To date, only one study has used spoligoytping to study the population structure of MTBC causing human TB in Ghana [19]. This study reports the use of molecular methods to analyse a set of isolates cultured from sputum samples obtained from pulmonary TB patients attending various health facilities in two regions of Ghana.

Methods

Specimen Collection and Patients' Characteristics

Specimens included in this study were collected over a period of 17 months (from October 2007 to March 2009) from sputum AFB-positive pulmonary TB cases attending four main health facilities; Agona Swedru Government Hospital, Winneba Government hospital, and St Gregory Catholic Clinic at Budumbura refugee camp,) covering three different districts in the Central region and Effia-Nkwanta regional hospital in the western region of Ghana before they were put on anti-TB drug.
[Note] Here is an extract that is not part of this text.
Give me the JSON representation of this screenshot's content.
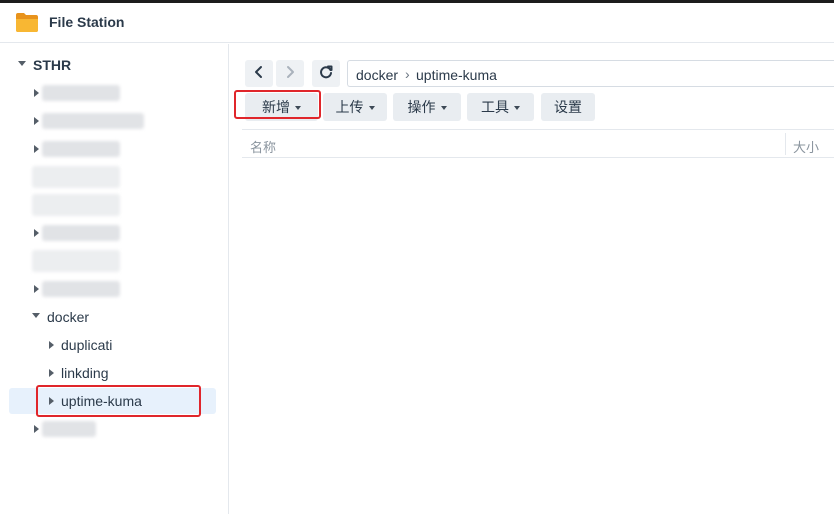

After informed consent was obtained, two sputum specimens were collected from each individual, and a structured questionnaire was used to obtain standard demographic and epidemiologic data on patients. The sputum specimens were either mixed with 1% cetylpyridinium chloride and transported within seven days of collection to the laboratory at the NMIMR or stored in a fridge and transported within 72 hours of collection on ice for Petroff decontamination before cultivation [20]. Ethical clearance for the study was approved by the institutional review board of the Noguchi Memorial Institute for Medical Research (Federalwide Assurance number FWA00001824). The procedure for sampling in this study was mainly the same as those used in routine management of TB in Ghana. However, informed consent (written in the case of literate participants and oral for those who cannot read) was sought from all participants before their inclusion in the study. In the case of children below sixteen years, informed consent was sought from their parents or guardians. The objectives and benefits of the study were explained to them all. They were assured of the confidentiality of all information collected from them. Inconveniences of participation were explained to the participants and they are free to join the study or exit at any time which will not in any way affect their treatment.

Mycobacterial Isolation

All specimens after decontamination were cultured on two Lowenstein-Jensen slopes; one with supplemented with 0.4% sodium pyruvate to enhance the isolation of M. africanum and M. bovis. The cultures were incubated at 37°C and were read weekly for growth for a maximal duration of 16 weeks.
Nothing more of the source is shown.